Miranda can be a hypocrite at times; she frequently expresses disgust about how her father attempted to control every aspect of her life, and how she therefore couldn't bear to let him do the same thing to Oriana, yet during the Lazarus Project, she was perfectly willing to put a control chip in Shepard's brain as a safeguard (which she justified by the belief that giving Shepard free will was too great of a risk), and would have done so if the Illusive Man hadn't stopped her. At the same time, however, she's smart enough to realize this, and by the time the Reapers arrive in 2186, she deeply regrets having ever wanted the chip, to the point that she practically begs Shepard for forgiveness and says that she always regretted it. When assured by Paragon Shepard that she can't keep beating herself up over the past, she replies 'I usually don't, but this was important', showing truly how sorry she is.

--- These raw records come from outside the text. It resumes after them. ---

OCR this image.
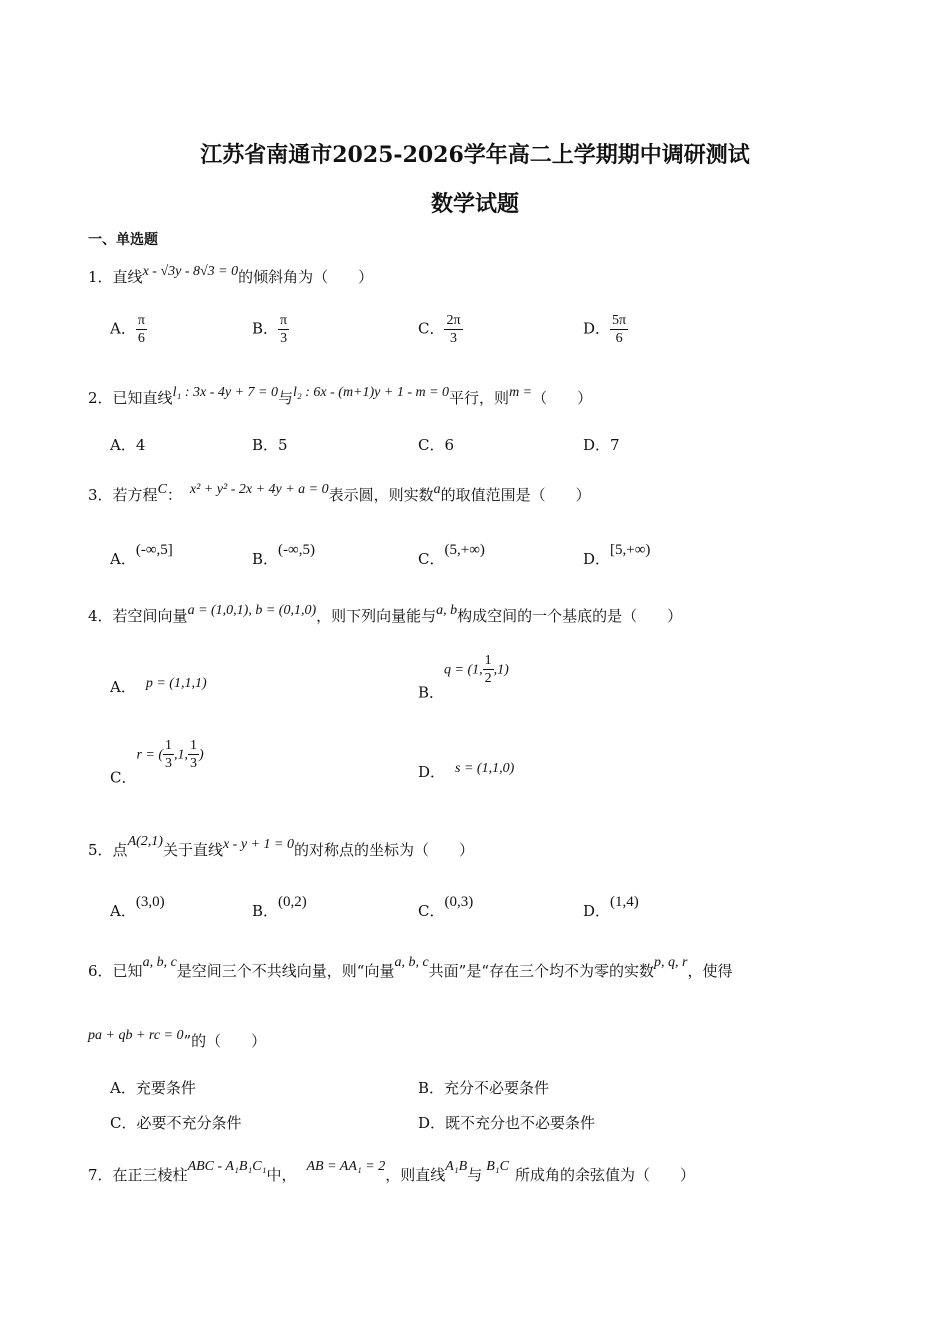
江苏省南通市2025-2026学年高二上学期期中调研测试
数学试题
一、单选题
1．直线x - √3y - 8√3 = 0的倾斜角为（　　）
A． $\frac{\pi}{6}$	B． $\frac{\pi}{3}$	C． $\frac{2\pi}{3}$	D． $\frac{5\pi}{6}$
2．已知直线l₁ : 3x - 4y + 7 = 0与l₂ : 6x - (m+1)y + 1 - m = 0平行，则m =（　　）
A．4	B．5	C．6	D．7
3．若方程C： x² + y² - 2x + 4y + a = 0表示圆，则实数a的取值范围是（　　）
A．(-∞,5]	B．(-∞,5)	C．(5,+∞)	D．[5,+∞)
4．若空间向量a = (1,0,1), b = (0,1,0)，则下列向量能与a, b构成空间的一个基底的是（　　）
A． p = (1,1,1)	B．q = (1, $\frac{1}{2} ,1$)
C．r = ( $\frac{1}{3} ,1$, $\frac{1}{3}$ )
D． s = (1,1,0)
5．点A(2,1)关于直线x - y + 1 = 0的对称点的坐标为（　　）
A．(3,0)	B．(0,2)	C．(0,3)	D．(1,4)
6．已知a, b, c是空间三个不共线向量，则“向量a, b, c共面”是“存在三个均不为零的实数p, q, r，使得
pa + qb + rc = 0”的（　　）
A．充要条件	B．充分不必要条件
C．必要不充分条件	D．既不充分也不必要条件
7．在正三棱柱ABC - A₁B₁C₁中， AB = AA₁ = 2，则直线A₁B与 B₁C 所成角的余弦值为（　　）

By the time the Reapers arrive, Miranda has become significantly warmer, having lost a lot (if not all) of her former ruthlessness and coldness. No longer under illusions about Cerberus' lack of scruples, she actively works against them, and also warns innocent civilians about Sanctuary being her father's facility.

Quotes[]

It was hard to be away from you. Surprised myself how... attached I got. I'm not good at attached.
~ Miranda to Commander Shepherd.

Appearances[]

Games[]

  • Mass Effect: Galaxy (2009)
  • Mass Effect 2 (2010)
  • Mass Effect 3 (2012)
  • Mass Effect Legendary Edition (2021)

Comics[]

  • Mass Effect: Redemption (2010, 3 appearances)
  • Mass Effect: Redemption (2010, 1 appearance)
  • The Art of the Mass Effect Universe (2012, 1 appearances)
  • Mass Effect: Foundation (2013, 5 appearances)
  • Mass Effect: Foundation (2014, 1 appearance)

Trivia[]

  • Yvonne Strahovski was nominated for "Best Performance by a Human Female" in the 2010 Spike Video Game Awards.
  • The character's original surname was "Solheim", which was Norwegian for "Sunhome". However, the developers decided to change the name to "Lawson" to match to Strahovski's Australian accent.
  • Early concept art of Miranda portrayed her as blonde, likely to better resemble her voice actress whose face was used for her likeness, but dark hair was later chosen instead due to feeling that it better fit her "Femme Fatale" archetype.
  • Miranda was originally intended to be a romance option for both male and female versions of Shepard.
  • Throughout her appearances in the second and third games, shots of Miranda's buttocks were employed to emphasize her sexuality. The frequency of these moments, and in particular how they would sometimes be used in scenes that did not call for them, drew heavy criticism from some critics and players, though they also inspired memes.
  • The Shadow Broker's dossiers on Miranda reveal that she has been attempting to get pregnant but, tragically, is unable to. Though the cause of her infertility is never explicitly stated, it is implied that she was made this way on purpose by her father as part of his attempts to control her life. 
  • Miranda's claim in Mass Effect 3 that she is the "former Cerberus second-in-command" is somewhat inconsistent with her portrayal in other works, which depict her as high-ranked but never suggest she is literally second-in-command. In particular, her line to Shepard in the second game: "Cerberus doesn't tell me something is impossible, they give me my resources and say 'do it'." would suggest that Miranda takes orders from more than one person in the organization, which would not be the case if she were 2nd-in-command.
    • Likewise, what she says afterwards "And they've given you even more: a new life, a new ship, The Illusive Man's personal attention", would also seem to contradict the idea that she is 2nd-in-command (as such a person would presumably have gotten their leader's personal attention as a consequence of being made 2nd-in-command or else already had it).
    • Finally, the Shadow Broker's dossier on Miranda merely describes her as a Cerberus Officer, not literally second-in-command. Even her Codex entry within Mass Effect 3 itself, she is not described as second-command, rather as "high-ranking".